Bundesregierung und Sozialpartner haben heute die Einigung auf Verlängerung der Kurzarbeit bekanntgegeben. Burgenlands AK-Präsident Gerhard Michalitsch begrüßt die Einigung: „In mehreren Branchen, wie der Nacht- und Eventgastronomie, ist die Krise noch voll da und auch andere Branchen haben in der Folge weiter mit Umsatzausfällen zu kämpfen. Daher ist es richtig, die Kurzarbeit zu verlängern, um Arbeitsplätze zu retten! Im Burgenland waren laut AMS zuletzt Ende Mai rund 10.400 Menschen in Kurzarbeit. Aufgrund des Lockdown-Endes in der Gastronomie dürfte diese Zahl aktuell weiter sinken.“

Positiv hebt Michalitsch hervor, dass in beiden präsentierten Varianten ArbeitnehmerInnen wie bisher 80 bis 90 % des bisherigen Einkommens erhalten.
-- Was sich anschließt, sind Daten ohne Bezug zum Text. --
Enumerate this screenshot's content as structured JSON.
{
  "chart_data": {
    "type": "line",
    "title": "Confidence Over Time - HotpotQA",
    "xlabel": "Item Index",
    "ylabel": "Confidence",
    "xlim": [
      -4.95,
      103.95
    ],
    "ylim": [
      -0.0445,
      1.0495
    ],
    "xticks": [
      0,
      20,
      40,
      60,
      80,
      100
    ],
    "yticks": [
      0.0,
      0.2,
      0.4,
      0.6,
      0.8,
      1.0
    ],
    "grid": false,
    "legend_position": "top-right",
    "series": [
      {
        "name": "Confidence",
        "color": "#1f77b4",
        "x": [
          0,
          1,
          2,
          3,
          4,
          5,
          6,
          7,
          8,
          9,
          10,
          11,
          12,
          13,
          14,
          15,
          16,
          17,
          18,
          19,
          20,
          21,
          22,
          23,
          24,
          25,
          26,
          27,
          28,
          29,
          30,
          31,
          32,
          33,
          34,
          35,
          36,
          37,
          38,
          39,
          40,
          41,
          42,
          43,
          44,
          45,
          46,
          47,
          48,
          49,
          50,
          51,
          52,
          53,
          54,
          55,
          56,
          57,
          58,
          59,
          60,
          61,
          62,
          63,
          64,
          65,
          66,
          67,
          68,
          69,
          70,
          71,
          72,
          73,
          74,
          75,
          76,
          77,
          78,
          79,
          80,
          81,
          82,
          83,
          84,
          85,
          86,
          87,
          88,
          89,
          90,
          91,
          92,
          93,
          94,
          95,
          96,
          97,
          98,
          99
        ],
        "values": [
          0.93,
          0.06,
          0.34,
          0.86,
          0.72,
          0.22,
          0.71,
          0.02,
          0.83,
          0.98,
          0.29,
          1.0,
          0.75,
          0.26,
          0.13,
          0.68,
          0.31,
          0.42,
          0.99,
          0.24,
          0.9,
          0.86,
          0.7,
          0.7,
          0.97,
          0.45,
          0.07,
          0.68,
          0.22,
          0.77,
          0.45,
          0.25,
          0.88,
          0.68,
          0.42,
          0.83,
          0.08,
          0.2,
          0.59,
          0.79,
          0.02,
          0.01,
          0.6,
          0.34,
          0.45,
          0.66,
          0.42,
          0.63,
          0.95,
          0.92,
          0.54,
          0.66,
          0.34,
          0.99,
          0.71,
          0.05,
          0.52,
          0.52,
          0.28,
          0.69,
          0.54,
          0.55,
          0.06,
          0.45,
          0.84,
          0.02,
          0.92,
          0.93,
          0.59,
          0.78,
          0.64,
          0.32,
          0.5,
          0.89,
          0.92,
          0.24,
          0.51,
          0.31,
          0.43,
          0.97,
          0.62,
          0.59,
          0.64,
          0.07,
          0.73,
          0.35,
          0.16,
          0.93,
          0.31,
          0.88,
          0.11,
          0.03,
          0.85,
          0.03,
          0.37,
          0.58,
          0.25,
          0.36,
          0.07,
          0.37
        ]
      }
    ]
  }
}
Außerdem ist ein Beschäftigtenabbau in der Kurzarbeit weiter nur mit Zustimmung der Gewerkschaften möglich. Als Wermutstropfen sieht der AK-Präsident den verpflichtenden Urlaubsabbau von einer Woche je zwei Kurzarbeitsmonate. „Unterm Strich haben die Sozialpartner einmal mehr gezeigt, dass sie bei der Rettung von Arbeitsplätzen an einem Strang ziehen!“, zieht der AK-Präsident ein insgesamt positives Resümee.